Long after hostilities were apparently over and Clark was serving her third term as prime minister, Moore paid her this particular compliment in the pages of the Herald.
"The hardest job in politics is shooting the wounded, particularly when they are your best friends and loyal supporters," he said after David Benson-Pope was forced to resign.
"Helen Clark is brilliant at this. She lets them bleed, they become anaemic and can't fight back and then she puts the pillow over their heads. I think Helen has sacked or lost more ministers than any other prime minister in history."

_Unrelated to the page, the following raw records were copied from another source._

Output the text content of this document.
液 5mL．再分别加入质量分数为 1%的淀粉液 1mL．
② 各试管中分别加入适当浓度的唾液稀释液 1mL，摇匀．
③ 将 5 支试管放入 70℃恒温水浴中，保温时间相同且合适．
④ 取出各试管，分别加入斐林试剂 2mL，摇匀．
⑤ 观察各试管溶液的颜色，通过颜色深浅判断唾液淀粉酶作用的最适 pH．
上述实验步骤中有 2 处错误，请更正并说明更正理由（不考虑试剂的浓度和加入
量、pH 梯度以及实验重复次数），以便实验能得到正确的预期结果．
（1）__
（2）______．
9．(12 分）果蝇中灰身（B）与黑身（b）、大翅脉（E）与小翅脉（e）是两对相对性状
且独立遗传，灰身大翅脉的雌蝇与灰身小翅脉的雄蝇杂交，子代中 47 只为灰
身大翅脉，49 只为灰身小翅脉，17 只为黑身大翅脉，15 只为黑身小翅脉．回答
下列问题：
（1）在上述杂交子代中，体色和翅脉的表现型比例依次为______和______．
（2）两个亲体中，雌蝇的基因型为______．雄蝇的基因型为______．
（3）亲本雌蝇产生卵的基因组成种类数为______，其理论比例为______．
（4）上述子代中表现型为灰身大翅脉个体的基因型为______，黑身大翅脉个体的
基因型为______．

New Zealand First leader Winston Peters had a special bond with Moore. He used a very public cup of tea with Moore on Lambton Quay during the parallel coalition talks to give himself more leverage with National.
Peters announced in Te Kuiti during the 1996 election campaign that he would have a "Ministry of All Talents" and no matter who was in government, he would make Moore the Minister of Trade Negotiations and Overseas Trade.
Moore had the good sense to publicly decline the offer but he and Peters remained friends – in his valedictory, Moore thanked their go-between, "Mr Johnnie Walker and Ms Gilbey".
A truce between the left and right factions in Labour, essentially Clark and Moore, ensued between 1996 and 1999 and National campaigned hard for Moore to take the world's top trade job.
Asia was flexing its muscle and demanding power in international institutions and would have vetoed Moore's appointment without what was effectively a job-sharing arrangement with Thailand's deputy Prime Minister, Dr Supachai Panitchpakdi.
Moore went first, for three years, instead of the usual five, followed by Supachai, and his first year was marred by the "Battle of Seattle" – a literally riotous response to attempts to launch the Doha Round of negotiation.
In his valedictory speech, Moore said he left Parliament "disappointed".
"There is lots more I would like to have done for New Zealand."
It is clear that Michael Cullen was right, Mike Moore could not let go of the past. Like the biggest of grievances, it sustained him at times. But the sentiment was returned; Helen Clark's Labour Government did not put his talents to good use.
Moore served New Zealand with distinction as ambassador to the United States, under the John Key National Government and threw a damned good annual Pacific Party at the embassy.
He appeared to mellow in his declining years but his life, like elements of his career, has been cut cruelly short.